Prepare for serious leaf-peeping on these scenic Southwestern trails

By Laurie Davies

Golden aspens take center stage along Colorado's Grizzly Creek Trail. Photo courtesy
Golden aspens take center stage along Colorado’s Grizzly Creek Trail. Photo courtesy

Mother Nature is one complicated woman. The brilliance of her fall foliage depends on whether she mixes the perfect cocktail of summer rain with sunny autumn days and crisp nights that are, ahem, chilled not frozen.

But when she gets it right? She just shows off.

That’s your cue to lace up your boots and tackle these favorite fall hikes. Whether you’re tromping on leaf-covered canyon floors or looking up – way up – to soaring sandstone cliffs framed by fiery fall colors, you can’t miss with these top Southwestern trails.

Grizzly Creek Trail, Colorado
Grizzly Creek Trail near Glenwood Springs, Colorado, offers a year-round soundtrack of running water and spilling waterfalls. But it’s the shimmering aspens that own autumn. This moderate, 7-mile out-and-back trail follows a creek-carved path through steep canyon walls. The Rocky Mountains flaunt snow-capped peaks by mid- to late October, but the best fall colors at Grizzly Creek are found in the weeks prior to that window.

Arizona's West Fork Trail shows off each autumn.
West Fork Trail is a favorite place for leaf-peeping along Arizona’s Oak Creek Canyon.

West Fork Trail, Arizona
Burrowed under red rock overhangs and towering canyon walls in the Coconino National Forest between Sedona and Flagstaff, West Fork Trail dances a 3.2-mile minuet with Oak Creek. This requires a bit of fancy footwork from boulder-hopping hikers who aim to stay dry during a dozen or so creek crossings. By mid- to late October, the well-marked and maintained trail skirts under brilliant red oak and maple canopies. A few bottom-friendly sandstone slabs beckon those who want to stop and stay awhile.

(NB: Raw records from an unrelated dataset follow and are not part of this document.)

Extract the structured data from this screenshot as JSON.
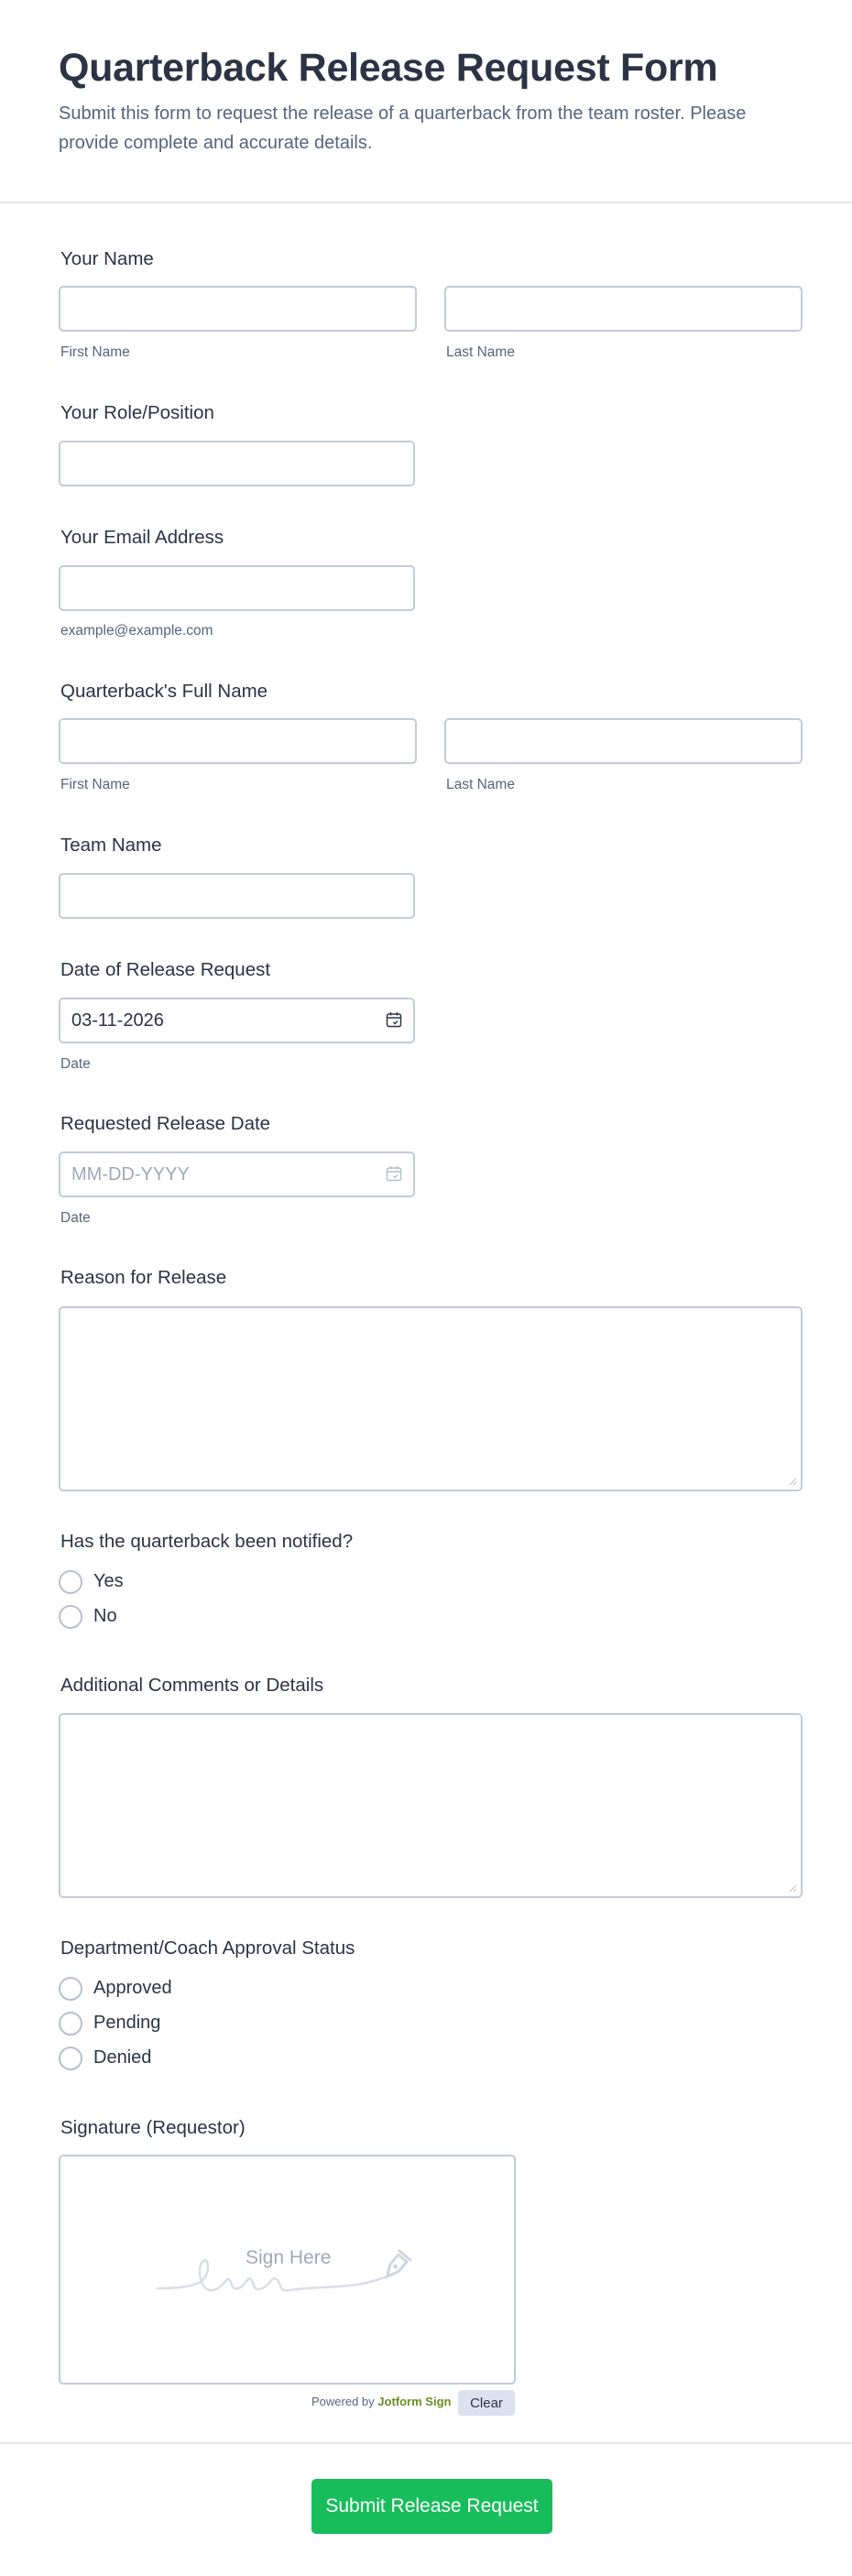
{
  "form": {
    "title": "Quarterback Release Request Form",
    "description": "Submit this form to request the release of a quarterback from the team roster. Please provide complete and accurate details."
  },
  "fields": {
    "your_name": {
      "label": "Your Name",
      "first_sub": "First Name",
      "last_sub": "Last Name",
      "first_value": "",
      "last_value": ""
    },
    "role": {
      "label": "Your Role/Position",
      "value": ""
    },
    "email": {
      "label": "Your Email Address",
      "value": "",
      "sub": "example@example.com"
    },
    "qb_name": {
      "label": "Quarterback's Full Name",
      "first_sub": "First Name",
      "last_sub": "Last Name",
      "first_value": "",
      "last_value": ""
    },
    "team": {
      "label": "Team Name",
      "value": ""
    },
    "request_date": {
      "label": "Date of Release Request",
      "value": "03-11-2026",
      "sub": "Date"
    },
    "release_date": {
      "label": "Requested Release Date",
      "placeholder": "MM-DD-YYYY",
      "value": "",
      "sub": "Date"
    },
    "reason": {
      "label": "Reason for Release",
      "value": ""
    },
    "notified": {
      "label": "Has the quarterback been notified?",
      "options": [
        "Yes",
        "No"
      ]
    },
    "comments": {
      "label": "Additional Comments or Details",
      "value": ""
    },
    "approval": {
      "label": "Department/Coach Approval Status",
      "options": [
        "Approved",
        "Pending",
        "Denied"
      ]
    },
    "signature": {
      "label": "Signature (Requestor)",
      "placeholder": "Sign Here",
      "powered_prefix": "Powered by",
      "powered_brand": "Jotform Sign",
      "clear_label": "Clear"
    }
  },
  "submit_label": "Submit Release Request",
  "colors": {
    "submit": "#18bd5b",
    "border": "#c3cad8",
    "text": "#2c3345",
    "sublabel": "#57647e"
  },
  "icons": {
    "date": "calendar-icon",
    "signature": "pen-nib-icon"
  }
}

Lost Maples State Natural Area, Texas
Lost Maples State Natural Area in Vanderpool, Texas, is home to a special stand of Uvalde bigtooth maples, so-named because the “teeth” on the leaves are large in proportion to the rest of the leaf. “They are the closest thing you’re going to see to New England color this far south. They have brilliant, almost fluorescent colors when we have a good year,” says Shawn Greene, park superintendent. Crimson maple leaves aren’t the only eye candy in town. Red oaks and burnt-yellow sycamore and walnut tree leaves dot the park’s 10 miles of trails. Color usually peaks in early- to mid-November.